In brief
- The Ghanaian economy expectedly showed signs of a slowing momentum in 2Q2023 as the drag from fiscal tightening, cost pressures, and credit squeeze intensified. Provisional real GDP growth rate for 2Q2023 printed in line with market expectation at 3.2% y/y (median expectation: 3.3%), lower than the 4.8% y/y outturn in the same period of 2022.
- In our update on the 1Q2023 GDP growth – Peeling the Onion – we opined that the provisional growth of 4.2% was better-than-expected, largely due to the outsized interim public expenditure. However, the updated and reconciled data for public spending on compensation of employees in public administration, health, and education sectors showed a lower growth than initially reported. Consequently, and unsurprisingly, the revised real GDP growth for 1Q2023 revealed a slower growth of 3.3% y/y, 90bps lower than the provisional growth of 4.2% earlier reported.
- Interrogating the 2Q2023 growth performance, we identified the fragile industry sector as a potential quicksand in the growth trajectory, which poses further downside risk to overall growth in 2H2023 and FY2023. However, we find comfort in a resilient agriculture and services sector growth. In view of this, we revert our FY2023 growth forecast to between 1.9% – 2.9% (midpoint: 2.4%), lower than FY2022 outturn of 3.1% but above GOG revised target of 1.5%.

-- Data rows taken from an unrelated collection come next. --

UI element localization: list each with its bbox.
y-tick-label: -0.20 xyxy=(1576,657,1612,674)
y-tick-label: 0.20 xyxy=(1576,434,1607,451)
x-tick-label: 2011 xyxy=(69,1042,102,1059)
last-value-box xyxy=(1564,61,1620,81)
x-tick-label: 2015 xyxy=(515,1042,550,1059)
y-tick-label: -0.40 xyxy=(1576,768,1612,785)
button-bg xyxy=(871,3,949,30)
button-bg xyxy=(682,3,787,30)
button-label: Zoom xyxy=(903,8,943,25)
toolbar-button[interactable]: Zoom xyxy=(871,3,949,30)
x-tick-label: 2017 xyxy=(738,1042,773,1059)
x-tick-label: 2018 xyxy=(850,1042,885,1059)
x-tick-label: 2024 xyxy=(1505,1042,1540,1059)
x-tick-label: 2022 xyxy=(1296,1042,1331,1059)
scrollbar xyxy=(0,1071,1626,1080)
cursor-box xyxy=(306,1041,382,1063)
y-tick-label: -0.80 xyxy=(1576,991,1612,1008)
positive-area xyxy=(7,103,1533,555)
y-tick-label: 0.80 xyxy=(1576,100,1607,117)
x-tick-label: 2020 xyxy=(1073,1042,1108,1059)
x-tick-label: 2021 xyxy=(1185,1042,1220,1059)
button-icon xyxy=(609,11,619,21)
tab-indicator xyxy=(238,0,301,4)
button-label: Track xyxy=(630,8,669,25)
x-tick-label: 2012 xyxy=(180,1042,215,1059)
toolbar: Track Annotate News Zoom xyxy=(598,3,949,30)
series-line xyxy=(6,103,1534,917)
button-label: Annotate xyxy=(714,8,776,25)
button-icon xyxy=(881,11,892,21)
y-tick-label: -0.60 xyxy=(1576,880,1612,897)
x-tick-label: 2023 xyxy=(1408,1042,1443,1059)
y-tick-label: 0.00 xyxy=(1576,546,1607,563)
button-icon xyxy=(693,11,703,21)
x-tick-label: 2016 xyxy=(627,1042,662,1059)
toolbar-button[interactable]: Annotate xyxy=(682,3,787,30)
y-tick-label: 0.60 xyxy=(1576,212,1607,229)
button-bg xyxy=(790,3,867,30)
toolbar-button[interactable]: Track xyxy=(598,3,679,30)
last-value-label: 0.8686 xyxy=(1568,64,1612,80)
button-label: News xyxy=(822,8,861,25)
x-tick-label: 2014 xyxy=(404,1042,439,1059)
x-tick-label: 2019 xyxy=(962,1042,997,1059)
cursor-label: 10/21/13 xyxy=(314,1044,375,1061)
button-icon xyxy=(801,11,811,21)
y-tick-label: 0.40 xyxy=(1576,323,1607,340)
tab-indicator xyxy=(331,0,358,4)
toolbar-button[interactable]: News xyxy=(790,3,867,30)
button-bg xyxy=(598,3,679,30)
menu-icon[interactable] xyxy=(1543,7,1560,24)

- In 2H2023, we perceive lingering downside risk to construction sector growth, mainly from the IMF-related fiscal austerity which resulted in a 23.0% cut in CAPEX for 2023 amidst oil revenue shortfall. We also expect the manufacturing sector to remain subdued in 2H2023 as higher taxes, and costly utility tariffs continue to strain margins while softening consumer spending weigh on volume growth. However, we believe the ICT sector growth, which partly reflects ongoing CAPEX investment by telecom companies, and a generally strong agrarian output will partly mitigate the downward pressure.